Sss-ensational ceramic snake graces new playground
Published on 19 February 2019
This children’s art, on a grand scale, is the talking point of the new $1.3 million playground at Civic Drive.
Eltham ceramic artist Mary-Lou Pittard, commissioned by Nillumbik Shire Council to create the work of art, worked with students at Diamond Valley Special Development, Apollo Parkways Primary School, St Thomas the Apostle Primary School and Diamond Hills Preschool to create the masterpiece.
Mayor Karen Egan is delighted with Mr Snake, as it is affectionately referred to, and is looking forward to the official opening of the precinct in the near future.
“This work of art is unique in that it represents the creativity of more than a thousand children on what is undoubtedly the biggest snake ever seen in the Shire!” Cr Egan said.
“It also makes art an everyday participatory experience to be enjoyed by the children using the playground as well as the community groups using the precinct.”
The Civic Drive recreational precinct comprises tower play and boulder climbing units, accessible swing, ropes and a totem pole course, flying fox, spinner, inclusive sand play and musical play elements.
It also features a half basketball/netball court with a hoop which can be used as a stage, with tiered grassed seating creating an amphitheatre. There are picnic tables and BBQ units.
An existing building is being transformed into a community events venue which can be hired out and used by community groups. It has toilets and roller doors that open out onto the precinct.
Mary-Lou said decorating Mr Snake was the largest project she had ever undertaken.
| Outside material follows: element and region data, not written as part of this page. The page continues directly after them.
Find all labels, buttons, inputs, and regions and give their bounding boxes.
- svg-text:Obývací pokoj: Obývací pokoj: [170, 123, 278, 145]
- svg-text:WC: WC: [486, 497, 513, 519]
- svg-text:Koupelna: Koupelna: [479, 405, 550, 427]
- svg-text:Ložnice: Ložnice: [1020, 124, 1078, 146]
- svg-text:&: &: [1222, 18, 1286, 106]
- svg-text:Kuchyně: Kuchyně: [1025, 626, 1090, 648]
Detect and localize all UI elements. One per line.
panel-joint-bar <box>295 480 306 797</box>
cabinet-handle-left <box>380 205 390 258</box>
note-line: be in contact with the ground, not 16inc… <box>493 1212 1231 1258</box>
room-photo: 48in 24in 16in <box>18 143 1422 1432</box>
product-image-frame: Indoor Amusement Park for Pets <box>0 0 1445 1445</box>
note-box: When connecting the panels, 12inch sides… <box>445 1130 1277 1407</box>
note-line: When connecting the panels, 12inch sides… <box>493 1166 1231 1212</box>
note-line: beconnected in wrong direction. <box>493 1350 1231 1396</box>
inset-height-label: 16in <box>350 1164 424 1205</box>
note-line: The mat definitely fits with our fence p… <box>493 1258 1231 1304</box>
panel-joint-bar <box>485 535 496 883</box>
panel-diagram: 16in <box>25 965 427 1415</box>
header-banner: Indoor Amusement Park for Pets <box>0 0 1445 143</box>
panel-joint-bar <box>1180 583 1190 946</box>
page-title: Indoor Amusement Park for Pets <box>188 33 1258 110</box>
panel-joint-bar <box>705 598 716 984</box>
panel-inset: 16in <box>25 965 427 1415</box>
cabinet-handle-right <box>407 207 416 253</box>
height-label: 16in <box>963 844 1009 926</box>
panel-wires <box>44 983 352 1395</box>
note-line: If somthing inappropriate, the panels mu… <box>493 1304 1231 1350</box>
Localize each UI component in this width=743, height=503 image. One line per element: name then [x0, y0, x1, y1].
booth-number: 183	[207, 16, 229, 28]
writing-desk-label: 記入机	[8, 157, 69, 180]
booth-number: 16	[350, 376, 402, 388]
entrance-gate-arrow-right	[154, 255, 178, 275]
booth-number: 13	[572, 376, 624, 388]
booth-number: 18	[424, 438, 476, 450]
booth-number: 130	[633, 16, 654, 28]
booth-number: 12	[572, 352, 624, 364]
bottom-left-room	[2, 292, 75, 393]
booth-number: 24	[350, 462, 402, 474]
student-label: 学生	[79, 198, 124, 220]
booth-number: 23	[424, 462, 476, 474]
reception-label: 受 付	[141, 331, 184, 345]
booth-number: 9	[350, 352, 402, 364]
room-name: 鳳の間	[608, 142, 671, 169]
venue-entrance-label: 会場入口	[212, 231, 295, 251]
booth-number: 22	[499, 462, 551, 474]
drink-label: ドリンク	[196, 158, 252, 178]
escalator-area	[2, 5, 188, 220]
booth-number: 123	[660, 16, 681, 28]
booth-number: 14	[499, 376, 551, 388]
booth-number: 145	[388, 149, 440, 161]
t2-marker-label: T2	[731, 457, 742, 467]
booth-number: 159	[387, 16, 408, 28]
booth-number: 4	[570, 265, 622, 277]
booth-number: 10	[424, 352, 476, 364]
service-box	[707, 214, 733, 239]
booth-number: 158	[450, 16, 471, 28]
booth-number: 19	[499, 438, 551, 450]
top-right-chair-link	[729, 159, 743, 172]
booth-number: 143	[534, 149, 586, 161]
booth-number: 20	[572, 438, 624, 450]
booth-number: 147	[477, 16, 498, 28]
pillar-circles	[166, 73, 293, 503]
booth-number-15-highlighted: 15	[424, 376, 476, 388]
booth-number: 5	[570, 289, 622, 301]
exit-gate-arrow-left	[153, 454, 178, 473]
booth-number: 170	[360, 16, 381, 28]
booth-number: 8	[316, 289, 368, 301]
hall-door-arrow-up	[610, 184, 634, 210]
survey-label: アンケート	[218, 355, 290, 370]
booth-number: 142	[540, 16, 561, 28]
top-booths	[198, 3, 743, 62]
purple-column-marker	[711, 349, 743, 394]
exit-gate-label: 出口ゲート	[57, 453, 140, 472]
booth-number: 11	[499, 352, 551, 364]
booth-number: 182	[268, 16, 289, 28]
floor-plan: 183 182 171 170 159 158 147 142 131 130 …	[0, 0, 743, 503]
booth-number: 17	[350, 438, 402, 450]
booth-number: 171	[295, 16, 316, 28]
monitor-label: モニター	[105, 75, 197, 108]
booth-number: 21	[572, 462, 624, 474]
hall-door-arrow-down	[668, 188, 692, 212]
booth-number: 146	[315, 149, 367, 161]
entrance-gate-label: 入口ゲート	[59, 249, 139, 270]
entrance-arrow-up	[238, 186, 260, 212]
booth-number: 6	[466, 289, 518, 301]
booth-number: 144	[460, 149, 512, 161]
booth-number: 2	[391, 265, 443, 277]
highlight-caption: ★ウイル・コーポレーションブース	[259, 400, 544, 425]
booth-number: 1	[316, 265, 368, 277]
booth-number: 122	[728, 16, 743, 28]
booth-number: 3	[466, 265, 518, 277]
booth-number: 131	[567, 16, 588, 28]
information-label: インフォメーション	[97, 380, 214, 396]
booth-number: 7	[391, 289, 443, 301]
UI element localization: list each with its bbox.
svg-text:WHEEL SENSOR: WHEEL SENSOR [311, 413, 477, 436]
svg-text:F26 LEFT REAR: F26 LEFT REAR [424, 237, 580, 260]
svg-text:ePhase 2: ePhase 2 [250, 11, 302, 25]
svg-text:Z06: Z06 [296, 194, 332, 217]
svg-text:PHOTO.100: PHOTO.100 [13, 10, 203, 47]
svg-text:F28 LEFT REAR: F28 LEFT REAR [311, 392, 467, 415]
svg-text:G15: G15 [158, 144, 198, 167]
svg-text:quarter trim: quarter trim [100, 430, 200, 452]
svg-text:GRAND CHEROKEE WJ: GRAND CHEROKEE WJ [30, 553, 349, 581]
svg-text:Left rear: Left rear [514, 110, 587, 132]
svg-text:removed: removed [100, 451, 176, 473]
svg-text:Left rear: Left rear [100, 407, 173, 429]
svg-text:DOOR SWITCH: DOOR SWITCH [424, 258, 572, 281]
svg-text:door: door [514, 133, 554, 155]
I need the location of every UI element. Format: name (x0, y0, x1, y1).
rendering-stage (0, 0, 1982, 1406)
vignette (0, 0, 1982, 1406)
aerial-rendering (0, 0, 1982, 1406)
“Over the final term of school last year, I showed the children how to cut diamond-shaped ceramic tiles and then how to decorate them with special paints. I then fired the tiles in the kiln, to ensure they would last forever,” Mary-Lou said.
Mary-Lou then glued the tiles onto the snake, which has since had non-slip treatment applied to the surface.
Because she encouraged children’s individual creativity, the tiles feature trains, boats, koalas, trees, lizards and many vibrant patterns.
“I told them their art will be there for all time and that one day they will be able to show their grandchildren what they created at the same age,” Mary-Lou said.
There are also many hidden secrets in the tiles. The footprint of Mary-Lou’s new-born grandchild, Charlie, and a Scottish flag to pay tribute to Scots-born Jim Armstrong of Eltham Men’s Shed, who made the ‘cookie cutters’ for children to cut out the ceramic diamond shapes.
Mary-Lou said the shape of the tiles also paid tribute to Diamond Valley and the history of the Shire.
The playground project was made possible thanks to $950,000 from the Victorian Government’s Growing Suburbs Fund.